The corner of my mouth twitches. “I call him Simon Syphilis.”
Garrett graces me with a lopsided smile. “For the record, I didn’t do that just because of your brother. I’m sorry it came out that way. This thing between you and me has nothing to do with him. And I know you can take care of yourself, Jennie, trust me. I’ve been on the receiving end of your wrath many times. But from what I gather—since you won’t come out right and tell me—you told him no. And nobody fucking touches you. Except me,” he adds with a wink. “With your permission, of course, because I don’t have a death wish.”
I giggle quietly as my anger dials down to a simmer.
Garrett clears his throat, gesturing at the Starbucks cup in the middle console. “I, uh, got you a drink. Figured ’cause it was cold and snowy, plus you’re probably tired.”
“Oh. Thanks.” I bring the warm drink to my nose, inhaling the scent. It smells delicious, like Christmas, robust and heavenly, with hints of cinnamon and nutmeg.
“I didn’t, uh…” He shoves his fingers beneath his toque and scratches his head. “I didn’t know what you like, but you always smell like cinnamon and coffee, so…yeah.”
I smile against the lid. “It’s perfect, Garrett. Thank you.”
The car rolls to a stop at a red light, and Garrett’s eyes flit between me and the road, fingers drumming the steering wheel. On the fourth look, I face him, prepared to tell him to spit whatever the fuck it is out already.
But he leans over the console, pressing a quick kiss to my lips.
“Uh, hi,” he says, as if we haven’t been together for the last several minutes.
“Hi,” I laugh. “You don’t have to kiss me when we say hello or good-bye.

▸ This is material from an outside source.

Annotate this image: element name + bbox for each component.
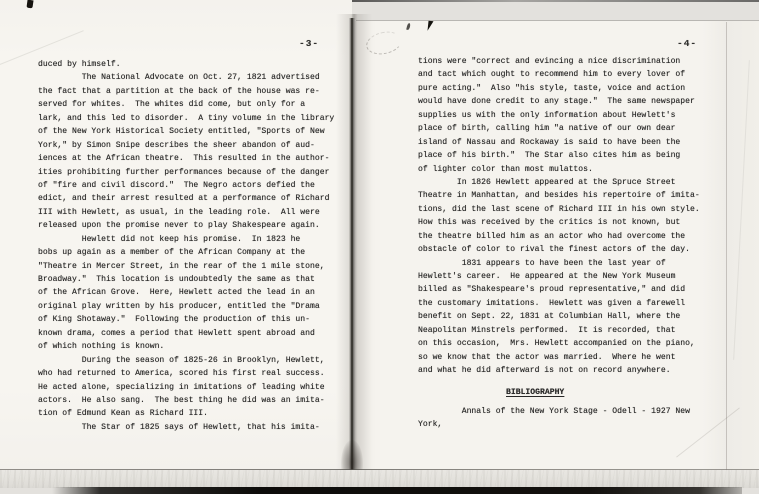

We aren’t dating.”
“I guess, but I like kissing you, so it’s not a big deal as long as you’re cool with it. Unless you’re not cool with it. If you’re uncomfortable, then I will…stop.” He stares straight ahead, eyes wide like he has no clue what he’s doing.
I don’t know, either, to be honest. I haven’t been in a relationship since my senior year in high school, and it wasn’t particularly healthy. So friends with benefits? Not only do I have no idea where the lines are drawn, I have no clue how normal people in consenting relationships act ever. I guess I can think of this thing between us as my test run.
“I don’t mind,” I finally say as Garrett pulls into his parking spot. “I just don’t want you to feel like you have to do boyfriend crap because we’re getting naked together.”
“I don’t mind doing boyfriend crap, like picking you up and getting you coffee. If it makes you feel better, we can call it committed friends crap.” Garrett takes my bag and my hand, helping me out of the car. “Besides, if you were my girlfriend, I’d tell you to carry your own shit.”